The rest of the country may only think of the snow, but residents know the Buffalo metropolitan area can be a great place to live.

And maybe the secret is getting out. Places to rent in the region are filling up fast even though more rental units are becoming available all the time. There aren’t many vacancies, and landlords know it.

Renters often don’t know their legal rights, especially if they’re first-time renters or newcomers to the state or the country.

Be aware that a body of law as long and deep as Lake Erie applies to your tenant relationship with your landlord.

Discrimination isn't okay

You may find yourself seriously frustrated by any number of things a landlord might do or refuse to do. Maybe you don’t immediately know why.
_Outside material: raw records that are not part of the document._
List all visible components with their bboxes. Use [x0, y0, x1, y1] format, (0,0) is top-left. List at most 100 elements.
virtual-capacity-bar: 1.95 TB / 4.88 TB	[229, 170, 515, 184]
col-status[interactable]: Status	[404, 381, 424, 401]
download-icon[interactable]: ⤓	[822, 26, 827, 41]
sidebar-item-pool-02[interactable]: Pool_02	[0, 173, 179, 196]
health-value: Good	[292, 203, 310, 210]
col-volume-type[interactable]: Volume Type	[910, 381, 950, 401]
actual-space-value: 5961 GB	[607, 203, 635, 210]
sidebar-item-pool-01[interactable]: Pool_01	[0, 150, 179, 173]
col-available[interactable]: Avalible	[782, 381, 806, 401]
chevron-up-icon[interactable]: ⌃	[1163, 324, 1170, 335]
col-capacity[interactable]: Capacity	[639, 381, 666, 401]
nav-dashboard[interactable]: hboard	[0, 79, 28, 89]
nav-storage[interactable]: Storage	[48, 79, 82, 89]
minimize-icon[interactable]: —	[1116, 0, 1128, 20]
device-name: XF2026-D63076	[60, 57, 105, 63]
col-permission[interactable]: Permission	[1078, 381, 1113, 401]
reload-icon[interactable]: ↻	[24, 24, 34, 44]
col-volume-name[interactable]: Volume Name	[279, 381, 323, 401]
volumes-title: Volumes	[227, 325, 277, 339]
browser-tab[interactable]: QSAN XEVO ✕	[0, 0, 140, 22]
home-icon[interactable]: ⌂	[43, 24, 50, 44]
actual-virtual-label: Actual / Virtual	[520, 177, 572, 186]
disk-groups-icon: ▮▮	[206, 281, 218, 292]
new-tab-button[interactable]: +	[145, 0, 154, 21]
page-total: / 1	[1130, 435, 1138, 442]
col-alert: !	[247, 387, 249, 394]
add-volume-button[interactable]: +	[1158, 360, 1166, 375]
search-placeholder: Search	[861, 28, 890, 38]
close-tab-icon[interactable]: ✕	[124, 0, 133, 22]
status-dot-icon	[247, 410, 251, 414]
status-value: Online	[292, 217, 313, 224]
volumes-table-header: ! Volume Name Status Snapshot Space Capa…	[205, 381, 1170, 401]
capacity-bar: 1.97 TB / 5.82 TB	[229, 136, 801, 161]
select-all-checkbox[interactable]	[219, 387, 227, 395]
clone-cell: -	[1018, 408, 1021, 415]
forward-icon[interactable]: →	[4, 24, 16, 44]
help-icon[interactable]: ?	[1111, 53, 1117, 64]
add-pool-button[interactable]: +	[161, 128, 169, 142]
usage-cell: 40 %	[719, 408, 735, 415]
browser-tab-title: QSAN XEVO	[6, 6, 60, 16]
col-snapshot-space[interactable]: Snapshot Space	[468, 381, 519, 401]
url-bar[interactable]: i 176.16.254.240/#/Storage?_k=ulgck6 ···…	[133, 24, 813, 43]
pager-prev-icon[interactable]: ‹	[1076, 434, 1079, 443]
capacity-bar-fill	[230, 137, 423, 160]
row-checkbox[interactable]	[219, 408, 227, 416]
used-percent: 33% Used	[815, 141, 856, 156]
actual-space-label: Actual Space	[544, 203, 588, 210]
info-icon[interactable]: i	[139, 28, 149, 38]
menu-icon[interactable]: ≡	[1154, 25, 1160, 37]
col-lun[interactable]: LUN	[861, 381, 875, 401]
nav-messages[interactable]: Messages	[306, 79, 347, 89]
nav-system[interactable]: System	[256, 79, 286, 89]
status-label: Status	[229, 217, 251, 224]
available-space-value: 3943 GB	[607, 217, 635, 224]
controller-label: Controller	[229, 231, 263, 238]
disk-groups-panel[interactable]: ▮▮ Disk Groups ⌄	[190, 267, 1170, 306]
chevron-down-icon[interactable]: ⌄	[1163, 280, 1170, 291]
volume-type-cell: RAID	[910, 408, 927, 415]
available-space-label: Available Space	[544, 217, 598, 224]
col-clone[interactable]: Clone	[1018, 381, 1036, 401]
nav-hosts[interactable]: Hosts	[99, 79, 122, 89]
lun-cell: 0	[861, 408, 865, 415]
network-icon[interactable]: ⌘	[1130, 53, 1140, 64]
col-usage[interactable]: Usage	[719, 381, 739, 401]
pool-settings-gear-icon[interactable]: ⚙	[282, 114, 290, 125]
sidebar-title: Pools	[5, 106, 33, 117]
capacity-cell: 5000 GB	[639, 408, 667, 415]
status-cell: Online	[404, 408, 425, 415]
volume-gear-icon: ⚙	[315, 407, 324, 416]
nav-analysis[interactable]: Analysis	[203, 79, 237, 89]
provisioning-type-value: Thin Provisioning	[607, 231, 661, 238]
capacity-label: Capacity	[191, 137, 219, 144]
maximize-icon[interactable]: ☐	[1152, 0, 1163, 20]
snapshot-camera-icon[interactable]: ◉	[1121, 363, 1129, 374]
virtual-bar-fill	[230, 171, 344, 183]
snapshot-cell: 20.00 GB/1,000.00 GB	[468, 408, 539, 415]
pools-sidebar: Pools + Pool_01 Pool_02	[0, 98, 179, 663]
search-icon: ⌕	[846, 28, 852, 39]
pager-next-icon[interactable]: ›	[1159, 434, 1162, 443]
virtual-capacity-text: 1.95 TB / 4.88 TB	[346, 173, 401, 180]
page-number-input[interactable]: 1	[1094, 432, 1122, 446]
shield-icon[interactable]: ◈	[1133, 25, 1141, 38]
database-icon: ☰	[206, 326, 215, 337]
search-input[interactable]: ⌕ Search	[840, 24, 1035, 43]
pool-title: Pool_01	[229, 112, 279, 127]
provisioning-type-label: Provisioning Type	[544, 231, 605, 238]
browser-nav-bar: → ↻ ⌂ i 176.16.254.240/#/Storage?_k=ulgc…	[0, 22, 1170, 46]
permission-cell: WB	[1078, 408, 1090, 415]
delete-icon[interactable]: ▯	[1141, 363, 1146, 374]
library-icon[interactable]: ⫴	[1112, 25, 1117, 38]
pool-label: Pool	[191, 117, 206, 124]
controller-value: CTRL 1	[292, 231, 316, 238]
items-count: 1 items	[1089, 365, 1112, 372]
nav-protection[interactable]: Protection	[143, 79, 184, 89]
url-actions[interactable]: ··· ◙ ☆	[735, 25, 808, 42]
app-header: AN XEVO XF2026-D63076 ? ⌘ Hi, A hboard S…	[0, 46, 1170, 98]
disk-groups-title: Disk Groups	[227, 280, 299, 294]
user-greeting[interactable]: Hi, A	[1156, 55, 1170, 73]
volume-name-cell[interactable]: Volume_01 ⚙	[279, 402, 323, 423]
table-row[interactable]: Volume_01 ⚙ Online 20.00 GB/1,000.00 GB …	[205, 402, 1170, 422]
Or maybe you do.

Whatever the cause of your concern, remember it’s illegal for landlords to discriminate due to national origin, religion, sexual orientation, sex, race, age, disability, family status, military status, and more.

With certain special exceptions, you also can’t be discriminated against because you have children.
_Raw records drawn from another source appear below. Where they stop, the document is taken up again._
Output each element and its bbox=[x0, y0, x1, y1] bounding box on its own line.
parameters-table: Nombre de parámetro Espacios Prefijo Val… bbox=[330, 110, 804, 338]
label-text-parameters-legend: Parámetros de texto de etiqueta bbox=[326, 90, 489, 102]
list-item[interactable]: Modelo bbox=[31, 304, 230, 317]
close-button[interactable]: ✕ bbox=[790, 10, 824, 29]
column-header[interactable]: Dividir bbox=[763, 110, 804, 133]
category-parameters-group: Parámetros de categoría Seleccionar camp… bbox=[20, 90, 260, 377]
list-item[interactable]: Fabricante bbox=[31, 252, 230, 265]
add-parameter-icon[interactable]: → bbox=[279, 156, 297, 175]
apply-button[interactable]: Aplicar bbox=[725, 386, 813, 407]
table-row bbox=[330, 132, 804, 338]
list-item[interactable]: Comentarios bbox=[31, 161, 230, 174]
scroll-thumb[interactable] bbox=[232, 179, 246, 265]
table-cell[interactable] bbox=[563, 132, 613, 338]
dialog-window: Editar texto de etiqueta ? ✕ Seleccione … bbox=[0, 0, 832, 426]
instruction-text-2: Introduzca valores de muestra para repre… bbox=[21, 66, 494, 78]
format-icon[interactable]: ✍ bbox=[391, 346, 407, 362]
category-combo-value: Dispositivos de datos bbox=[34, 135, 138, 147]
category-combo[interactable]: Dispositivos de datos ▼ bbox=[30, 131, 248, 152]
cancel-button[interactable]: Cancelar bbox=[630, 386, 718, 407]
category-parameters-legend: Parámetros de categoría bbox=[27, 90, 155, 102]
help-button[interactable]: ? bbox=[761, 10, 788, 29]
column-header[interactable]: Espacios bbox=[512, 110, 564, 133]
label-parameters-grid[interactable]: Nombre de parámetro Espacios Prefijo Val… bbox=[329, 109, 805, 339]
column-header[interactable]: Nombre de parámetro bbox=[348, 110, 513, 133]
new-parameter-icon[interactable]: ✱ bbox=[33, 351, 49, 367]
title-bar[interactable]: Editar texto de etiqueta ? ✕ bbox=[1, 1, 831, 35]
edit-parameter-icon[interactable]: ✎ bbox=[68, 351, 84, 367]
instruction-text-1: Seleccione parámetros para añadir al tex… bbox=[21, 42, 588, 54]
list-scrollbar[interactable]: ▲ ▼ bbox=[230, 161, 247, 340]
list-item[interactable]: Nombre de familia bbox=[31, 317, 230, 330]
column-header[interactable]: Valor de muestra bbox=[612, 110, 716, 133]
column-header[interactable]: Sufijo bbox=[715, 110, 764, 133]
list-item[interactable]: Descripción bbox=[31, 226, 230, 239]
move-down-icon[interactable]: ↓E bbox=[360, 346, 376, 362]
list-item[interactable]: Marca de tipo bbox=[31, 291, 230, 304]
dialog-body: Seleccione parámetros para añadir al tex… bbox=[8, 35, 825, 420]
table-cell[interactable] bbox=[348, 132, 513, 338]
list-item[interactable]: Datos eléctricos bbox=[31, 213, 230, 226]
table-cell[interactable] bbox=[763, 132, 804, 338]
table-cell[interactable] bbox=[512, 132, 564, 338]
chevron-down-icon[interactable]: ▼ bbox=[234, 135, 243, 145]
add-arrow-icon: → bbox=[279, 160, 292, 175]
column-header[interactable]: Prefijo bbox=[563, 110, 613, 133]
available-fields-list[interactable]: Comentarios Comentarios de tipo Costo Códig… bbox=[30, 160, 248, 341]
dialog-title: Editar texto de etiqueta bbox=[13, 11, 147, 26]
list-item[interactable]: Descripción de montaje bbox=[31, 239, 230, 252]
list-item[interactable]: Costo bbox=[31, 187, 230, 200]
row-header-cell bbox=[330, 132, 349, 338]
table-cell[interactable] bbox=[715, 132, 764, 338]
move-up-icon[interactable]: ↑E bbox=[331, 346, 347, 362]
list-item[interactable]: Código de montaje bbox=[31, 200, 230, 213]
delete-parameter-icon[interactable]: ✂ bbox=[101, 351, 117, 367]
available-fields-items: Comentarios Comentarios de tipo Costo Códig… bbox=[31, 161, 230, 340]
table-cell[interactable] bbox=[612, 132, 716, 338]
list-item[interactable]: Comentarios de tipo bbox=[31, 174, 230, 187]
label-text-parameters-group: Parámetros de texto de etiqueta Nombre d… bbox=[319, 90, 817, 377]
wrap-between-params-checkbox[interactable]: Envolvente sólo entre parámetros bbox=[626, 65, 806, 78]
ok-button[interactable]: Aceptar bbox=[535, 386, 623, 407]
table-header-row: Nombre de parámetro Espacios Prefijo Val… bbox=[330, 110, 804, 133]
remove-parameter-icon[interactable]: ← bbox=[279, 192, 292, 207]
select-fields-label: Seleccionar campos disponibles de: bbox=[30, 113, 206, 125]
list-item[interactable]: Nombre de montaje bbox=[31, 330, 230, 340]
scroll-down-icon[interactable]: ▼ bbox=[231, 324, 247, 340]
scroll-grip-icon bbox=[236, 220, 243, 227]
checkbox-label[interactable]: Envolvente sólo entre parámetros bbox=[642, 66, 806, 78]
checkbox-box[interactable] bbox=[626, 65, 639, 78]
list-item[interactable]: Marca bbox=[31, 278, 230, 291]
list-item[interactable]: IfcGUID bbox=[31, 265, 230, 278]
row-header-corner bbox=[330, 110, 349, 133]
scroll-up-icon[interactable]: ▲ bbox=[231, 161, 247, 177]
Finally, it’s illegal to retaliate against you for trying to exercise your legal rights as a tenant.

Nice digs

Just surviving in your living situation shouldn’t compromise your life, health, or safety.

You will be happy to know that the unit provided by your landlord must be fit for human habitation, and they should keep it that way.
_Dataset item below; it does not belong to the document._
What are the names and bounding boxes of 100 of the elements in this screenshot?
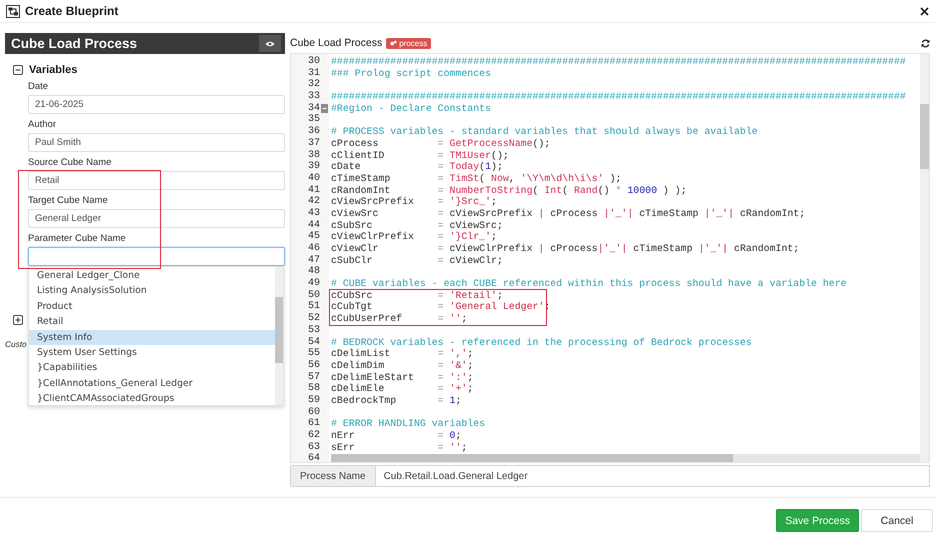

Your landlord must also stay out of your rental property except with “reasonable” prior notice.

Even then, entry must be for reasons specified by the law, such as showing your unit to potential new occupants, making needed or consented-to repairs, or for emergencies.

Your security deposit is yours

Your security deposit isn’t a landlord bonus. It’s refundable.

When your lease is up and you move out, it must be returned in full in a reasonable time. In certain cases, even the interest earned on the deposit must go to you.

Although a “cleaning fee” is probably not legal, there certain other things your landlord can do with your deposit.

If you still owe rent or if the rental property has been damaged beyond normally expected daily wear and tear, the landlord can make appropriate deductions from your deposit.